Swift Tests Blockchain Ledger With 17 Major Banks
Swift is testing a blockchain ledger with 17 banks for tokenized deposits and cross-border payments outside banking hours. Final settlement will still run through existing payment systems.

Key Takeaways
- Swift is testing live transactions on a blockchain-based ledger with 17 major banks, including UBS, BNP Paribas, BNY, Citi, HSBC, and Wells Fargo.
- The ledger is designed to keep cross-border payments moving outside banking hours, while final settlement still happens through existing payment systems.
- Swift wants to create a shared layer for tokenized deposits and other digital assets without replacing today’s payment rails.
Swift is now running live transaction tests with 17 major banks on a blockchain-based ledger. The idea is to make cross-border payments possible even when banks are closed. In practice, that could let institutions move customer funds overnight and on weekends, while final settlement continues to flow through existing payment systems.
Banks Test Live Transactions
The banks involved include UBS, BNP Paribas, BNY, Citi, HSBC, and Wells Fargo. Swift said Thursday the ledger is ready for initial use by banks across six continents. The bank-owned messaging network, which connects more than 11,500 financial institutions, first unveiled the platform in October.
This is not a replacement for the current payments system. Swift is positioning the ledger as a shared layer for tokenized deposits that live on banks’ own ledgers. In simple terms, tokenized deposits are digital versions of commercial bank money, giving banks a way to move digital value without stepping outside the traditional banking framework.
Why This Matters
The test comes as banks, payment companies, and crypto firms all race to make cross-border transfers faster and available around the clock. Swift says the ledger is built to work alongside current payment systems and compliance processes, not around them. For European crypto readers, that’s important because traditional finance is increasingly trying to bring digital assets and tokenized money into the existing system instead of rebuilding it from scratch. Tokenized deposits at banks are heading in the same direction, with 24/7 settlement that keeps customers inside the traditional banking system.

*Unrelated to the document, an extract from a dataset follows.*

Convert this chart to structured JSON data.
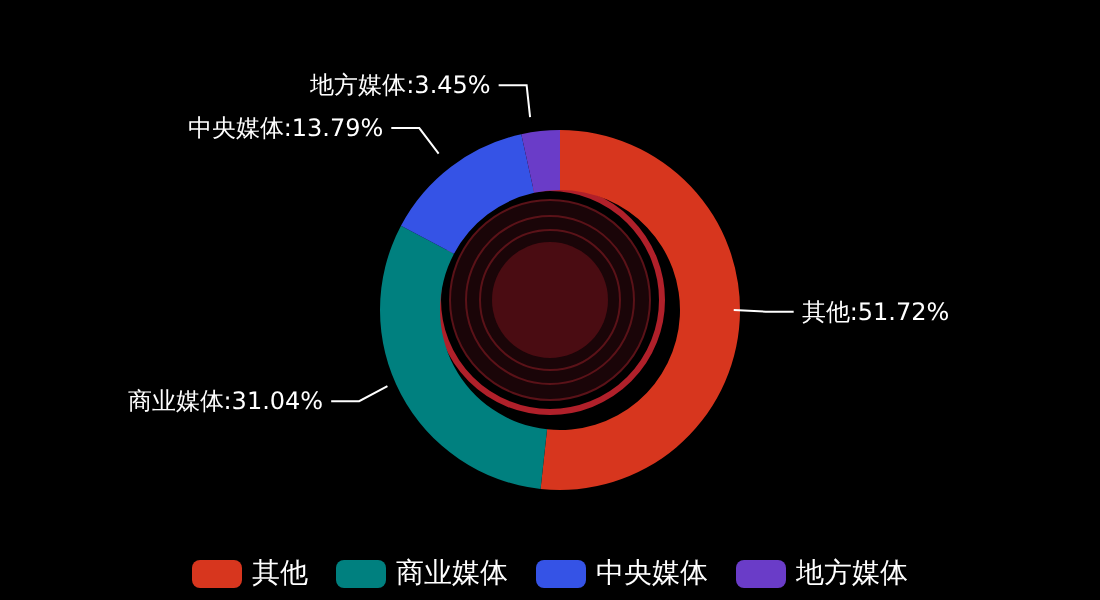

From Stablecoins to Bank Money
Swift has already said the platform should be able to settle transactions involving stablecoins and tokenized assets across several blockchains. The network says 75 percent of payments on its system already reach the beneficiary bank within 10 minutes, and often in just seconds. The new ledger is meant to add an always-on layer for regulated digital money on top of that, while final settlement remains tied to existing systems.
Thierry Chilosi, chief business officer at Swift, said the company wants the new ledger capability to bring the reliability of traditional finance into digital money.